Hegel nella caverna. Speculazioni sull’origine del linguaggio
Abstract
An ancient problem for human thought is that of explaining the conditions that allowed the development of language, along with the related issue of understanding the essential characteristics that distinguish it from animal communication systems. A recent article of significant influence is Hauser, Chomsky, and Fitch (2002), which proposed that the essential characteristic of human language is its generative capacity, the ability to express and understand meaning using basic elements (such as morphemes and words) to produce new sentences. The article by Hauser and colleagues provoked many reactions, including negative ones, one of which is that of Jackendoff and Pinker (Jackendoff & Pinker, 2005).

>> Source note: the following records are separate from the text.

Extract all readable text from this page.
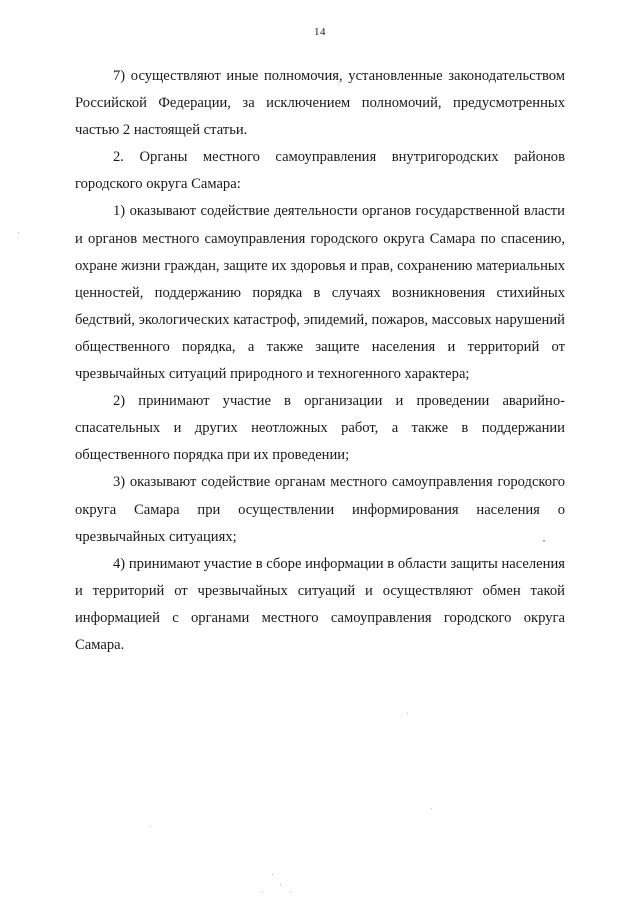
14

7) осуществляют иные полномочия, установленные законодательством Российской Федерации, за исключением полномочий, предусмотренных частью 2 настоящей статьи.

2. Органы местного самоуправления внутригородских районов городского округа Самара:

1) оказывают содействие деятельности органов государственной власти и органов местного самоуправления городского округа Самара по спасению, охране жизни граждан, защите их здоровья и прав, сохранению материальных ценностей, поддержанию порядка в случаях возникновения стихийных бедствий, экологических катастроф, эпидемий, пожаров, массовых нарушений общественного порядка, а также защите населения и территорий от чрезвычайных ситуаций природного и техногенного характера;

2) принимают участие в организации и проведении аварийно-спасательных и других неотложных работ, а также в поддержании общественного порядка при их проведении;

3) оказывают содействие органам местного самоуправления городского округа Самара при осуществлении информирования населения о чрезвычайных ситуациях;

4) принимают участие в сборе информации в области защиты населения и территорий от чрезвычайных ситуаций и осуществляют обмен такой информацией с органами местного самоуправления городского округа Самара.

These authors identify the main characteristic of language not so much in its pure syntactic capacity but in its being more specifically a "discrete combinatorial system" (Pinker, 1994): in systems of this type, a finite number of discrete elements are chosen, combined, and permuted to create larger structures with properties distinct from those of their components. In contrast to Hauser, Chomsky, and Fitch (2002), and also to Jackendoff & Pinker (2005), Pinker and Jackendoff (2005), in this article, I propose that the essential trait of human language, from which all others descend is, instead, what I will call referential freedom, that is, the ability that allows humans to talk about anything, not only of things, actions and events belonging to the present of the act of communication but also of their past and their future, as well as of things belonging to other places and spatio-temporal realities. In fact, a language characterized by a discrete combinatorial system, or even by a combinatorial complexity generated by syntactic recursiveness, would be utterly useless if the communicative act were closely linked to the here and now of the present. Furthermore, I will examine the neuro-cognitive conditions that may have allowed humans to develop referential freedom and, more generally, representational detachment from the present.